Johansson’s legal team has asserted that Disney was unresponsive in its efforts to address the dispute in the months leading up to the film’s July 9 premiere, which was twice delayed by pandemic conditions. Disney has strongly asserted that Johansson’s team gave them no warning that the explosive filing was coming on July 29. Sources close to Johansson’s team dispute that vehemently, saying there was ample warning to the point of alerting Disney executives that a complaint had already been drafted.
In a statement, Johansson lawyer John Berlinski criticized Disney’s initial statement about the lawsuit last week as a “bullying and misogynistic personal attack against Scarlett Johansson” and said that Petrocelli’s comments were “a desperate attempt” at image rehabilitation.
“But Disney’s lawyers cannot erase the company’s earlier public statements, the terms of Ms. Johansson’s contract, the history of what actually led to this lawsuit, or the implications of its behavior on the talent community at large,” Berlinski said. “If Disney genuinely believed what its lawyers now claim, it would welcome having the dispute decided in open court, instead of angling to hide its misconduct from the public in a confidential arbitration.”
Berlinski, a partner at Kasowitz Benson Torres, and Petrocelli are no strangers to each other. The two were on opposite sides of the fight that actors and producers of the Fox drama series “Bones” waged against 21th Century Fox from 2015 to 2019. In 2019, before Petrocelli joined the case, Berlinski secured a mammoth $179 million judgment from an arbitrator. Then the case went back to open court, when Petrocelli was tapped to represent Fox, and the award was cut to $51 million. Although both camps vowed to appeal, a settlement was reached in September 2019.
In the case of “Black Widow,” Petrocelli criticized Johansson’s litigation as short-sighted given the extraordinary conditions created by the COVID-19 pandemic. Given the tens of millions of dollars invested in “Black Widow,” Disney had no choice but to look for innovative solutions to distribute the movie.
“You had an unexpected COVID crisis and the studio was trying to accommodate millions of fans who are nervous and not comfortable going inside theaters,” Petrocelli said. “All studios have had to adjust.”
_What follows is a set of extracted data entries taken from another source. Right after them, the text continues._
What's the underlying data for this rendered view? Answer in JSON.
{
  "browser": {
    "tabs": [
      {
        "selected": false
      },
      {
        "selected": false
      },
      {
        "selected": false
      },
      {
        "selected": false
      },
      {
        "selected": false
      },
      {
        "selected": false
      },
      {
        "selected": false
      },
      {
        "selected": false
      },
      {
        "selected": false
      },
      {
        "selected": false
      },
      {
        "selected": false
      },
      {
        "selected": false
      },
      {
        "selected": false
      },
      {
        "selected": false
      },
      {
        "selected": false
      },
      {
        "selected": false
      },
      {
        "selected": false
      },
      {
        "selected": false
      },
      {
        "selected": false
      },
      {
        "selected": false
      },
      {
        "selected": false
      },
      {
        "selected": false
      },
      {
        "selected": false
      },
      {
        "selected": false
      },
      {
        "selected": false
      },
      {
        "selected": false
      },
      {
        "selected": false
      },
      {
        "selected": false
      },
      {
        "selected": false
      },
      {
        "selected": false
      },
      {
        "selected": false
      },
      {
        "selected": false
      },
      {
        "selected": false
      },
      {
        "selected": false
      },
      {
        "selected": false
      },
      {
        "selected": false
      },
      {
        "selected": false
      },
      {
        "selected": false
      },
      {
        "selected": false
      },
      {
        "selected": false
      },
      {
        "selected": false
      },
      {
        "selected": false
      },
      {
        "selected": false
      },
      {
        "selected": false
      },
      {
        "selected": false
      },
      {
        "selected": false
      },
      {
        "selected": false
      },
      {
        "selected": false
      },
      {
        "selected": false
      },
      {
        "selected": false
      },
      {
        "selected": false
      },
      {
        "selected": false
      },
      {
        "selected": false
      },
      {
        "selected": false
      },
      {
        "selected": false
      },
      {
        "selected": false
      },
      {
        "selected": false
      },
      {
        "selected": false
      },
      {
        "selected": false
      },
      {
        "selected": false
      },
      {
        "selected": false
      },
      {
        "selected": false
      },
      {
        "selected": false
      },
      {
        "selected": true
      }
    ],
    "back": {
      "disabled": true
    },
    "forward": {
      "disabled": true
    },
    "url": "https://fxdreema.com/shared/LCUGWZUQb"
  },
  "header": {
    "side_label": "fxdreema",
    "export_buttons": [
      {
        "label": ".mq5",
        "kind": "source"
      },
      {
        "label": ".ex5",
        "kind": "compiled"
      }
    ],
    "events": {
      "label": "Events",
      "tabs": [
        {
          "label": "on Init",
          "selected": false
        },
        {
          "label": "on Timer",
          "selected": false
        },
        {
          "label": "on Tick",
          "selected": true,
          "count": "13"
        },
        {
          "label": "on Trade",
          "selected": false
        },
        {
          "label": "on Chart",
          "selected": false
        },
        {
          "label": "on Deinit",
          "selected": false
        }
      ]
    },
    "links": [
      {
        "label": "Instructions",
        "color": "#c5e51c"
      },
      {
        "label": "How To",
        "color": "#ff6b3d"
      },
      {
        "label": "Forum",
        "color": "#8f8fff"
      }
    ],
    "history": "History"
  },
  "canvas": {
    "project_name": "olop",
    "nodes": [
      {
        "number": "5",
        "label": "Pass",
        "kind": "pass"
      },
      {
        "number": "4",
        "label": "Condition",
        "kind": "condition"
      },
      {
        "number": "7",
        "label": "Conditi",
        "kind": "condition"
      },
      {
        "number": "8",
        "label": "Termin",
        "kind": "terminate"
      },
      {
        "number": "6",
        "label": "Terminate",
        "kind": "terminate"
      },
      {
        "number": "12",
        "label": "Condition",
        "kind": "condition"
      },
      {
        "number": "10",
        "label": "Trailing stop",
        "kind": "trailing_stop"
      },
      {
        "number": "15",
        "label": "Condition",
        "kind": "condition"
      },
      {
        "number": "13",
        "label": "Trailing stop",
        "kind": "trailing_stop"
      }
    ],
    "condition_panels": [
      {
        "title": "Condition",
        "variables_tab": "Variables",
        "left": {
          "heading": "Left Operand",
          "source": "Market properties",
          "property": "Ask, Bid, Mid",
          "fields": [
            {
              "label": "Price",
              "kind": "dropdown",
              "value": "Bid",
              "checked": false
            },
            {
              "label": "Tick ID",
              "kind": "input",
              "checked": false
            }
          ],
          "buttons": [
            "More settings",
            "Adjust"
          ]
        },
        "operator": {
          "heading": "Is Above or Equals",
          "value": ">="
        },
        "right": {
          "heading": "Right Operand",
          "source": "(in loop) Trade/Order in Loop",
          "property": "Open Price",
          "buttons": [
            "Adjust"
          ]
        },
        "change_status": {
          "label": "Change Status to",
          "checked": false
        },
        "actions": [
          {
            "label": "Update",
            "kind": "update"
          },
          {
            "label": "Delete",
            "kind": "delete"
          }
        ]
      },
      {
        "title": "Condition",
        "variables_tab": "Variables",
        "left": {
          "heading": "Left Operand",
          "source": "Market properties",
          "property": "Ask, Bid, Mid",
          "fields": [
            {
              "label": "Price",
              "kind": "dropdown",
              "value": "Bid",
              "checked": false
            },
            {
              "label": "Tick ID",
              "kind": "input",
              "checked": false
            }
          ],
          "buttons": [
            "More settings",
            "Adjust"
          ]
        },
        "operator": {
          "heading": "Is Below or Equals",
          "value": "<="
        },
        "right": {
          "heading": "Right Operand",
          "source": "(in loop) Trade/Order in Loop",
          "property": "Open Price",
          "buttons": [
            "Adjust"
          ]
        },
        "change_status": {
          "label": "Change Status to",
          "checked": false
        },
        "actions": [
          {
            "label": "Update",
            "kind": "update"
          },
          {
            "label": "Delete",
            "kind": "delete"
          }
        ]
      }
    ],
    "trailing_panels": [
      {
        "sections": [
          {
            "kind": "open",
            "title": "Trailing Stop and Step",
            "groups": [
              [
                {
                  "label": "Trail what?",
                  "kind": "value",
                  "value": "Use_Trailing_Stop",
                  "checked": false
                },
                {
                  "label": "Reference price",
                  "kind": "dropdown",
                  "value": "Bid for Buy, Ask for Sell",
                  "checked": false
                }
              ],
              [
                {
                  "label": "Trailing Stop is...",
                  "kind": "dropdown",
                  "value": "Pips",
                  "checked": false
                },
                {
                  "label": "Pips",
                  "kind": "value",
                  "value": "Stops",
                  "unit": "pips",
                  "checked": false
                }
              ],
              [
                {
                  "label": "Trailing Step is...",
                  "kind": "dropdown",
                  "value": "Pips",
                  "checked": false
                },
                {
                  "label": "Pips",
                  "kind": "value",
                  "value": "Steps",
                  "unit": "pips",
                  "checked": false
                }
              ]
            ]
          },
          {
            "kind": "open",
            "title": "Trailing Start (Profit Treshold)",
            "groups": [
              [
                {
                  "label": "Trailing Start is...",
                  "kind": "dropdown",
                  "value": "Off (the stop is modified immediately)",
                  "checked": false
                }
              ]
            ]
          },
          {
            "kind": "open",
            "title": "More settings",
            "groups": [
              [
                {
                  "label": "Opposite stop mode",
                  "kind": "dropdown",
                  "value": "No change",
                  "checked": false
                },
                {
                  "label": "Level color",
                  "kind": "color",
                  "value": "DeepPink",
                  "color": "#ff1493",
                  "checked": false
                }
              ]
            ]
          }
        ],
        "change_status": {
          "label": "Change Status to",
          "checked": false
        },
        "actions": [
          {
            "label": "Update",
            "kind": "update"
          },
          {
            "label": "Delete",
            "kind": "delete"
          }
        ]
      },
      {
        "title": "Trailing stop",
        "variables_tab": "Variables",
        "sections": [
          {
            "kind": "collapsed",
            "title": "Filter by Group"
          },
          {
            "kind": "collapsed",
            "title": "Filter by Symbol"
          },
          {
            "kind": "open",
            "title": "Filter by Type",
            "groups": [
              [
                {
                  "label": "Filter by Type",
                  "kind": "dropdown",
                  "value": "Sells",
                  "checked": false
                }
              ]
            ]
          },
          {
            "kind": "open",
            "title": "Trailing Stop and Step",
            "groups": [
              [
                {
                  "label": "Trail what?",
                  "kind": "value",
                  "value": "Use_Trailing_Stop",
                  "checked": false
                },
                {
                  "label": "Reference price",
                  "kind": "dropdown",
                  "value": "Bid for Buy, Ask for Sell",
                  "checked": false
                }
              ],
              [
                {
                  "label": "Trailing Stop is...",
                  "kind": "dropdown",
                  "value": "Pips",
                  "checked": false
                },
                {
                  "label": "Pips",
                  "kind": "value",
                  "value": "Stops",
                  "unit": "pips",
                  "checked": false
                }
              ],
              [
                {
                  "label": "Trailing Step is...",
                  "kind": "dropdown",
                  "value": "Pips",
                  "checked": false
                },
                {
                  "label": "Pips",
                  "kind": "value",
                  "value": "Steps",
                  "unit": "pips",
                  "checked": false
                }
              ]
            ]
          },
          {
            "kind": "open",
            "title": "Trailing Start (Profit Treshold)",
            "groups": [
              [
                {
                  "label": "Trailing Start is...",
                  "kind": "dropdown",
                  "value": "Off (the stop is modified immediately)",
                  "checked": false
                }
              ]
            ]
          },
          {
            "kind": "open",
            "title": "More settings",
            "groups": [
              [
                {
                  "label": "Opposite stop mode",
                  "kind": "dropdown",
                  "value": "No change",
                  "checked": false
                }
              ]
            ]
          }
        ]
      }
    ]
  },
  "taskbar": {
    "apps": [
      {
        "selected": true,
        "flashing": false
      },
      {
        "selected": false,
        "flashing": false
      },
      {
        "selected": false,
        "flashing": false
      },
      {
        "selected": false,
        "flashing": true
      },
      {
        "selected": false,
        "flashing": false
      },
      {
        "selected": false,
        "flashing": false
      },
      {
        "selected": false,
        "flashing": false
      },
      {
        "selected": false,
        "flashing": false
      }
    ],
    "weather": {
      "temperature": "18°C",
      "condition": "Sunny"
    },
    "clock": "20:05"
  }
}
Petrocelli acknowledged that the conflict is heightened by playing out against the larger backdrop of an industry in transition. The nitty-gritty details of talent contracts and compensation formulas haven’t kept up with the changes in how movies and TV shows are produced and distributed.
Petrocelli predicted that in the near future talent deals will “become much more specific about the requirements for any contingent compensation.” The longtime legal warrior added, “There’s a sea change because of the advent of the internet and the ability to put things out online. This will take time to resolve.”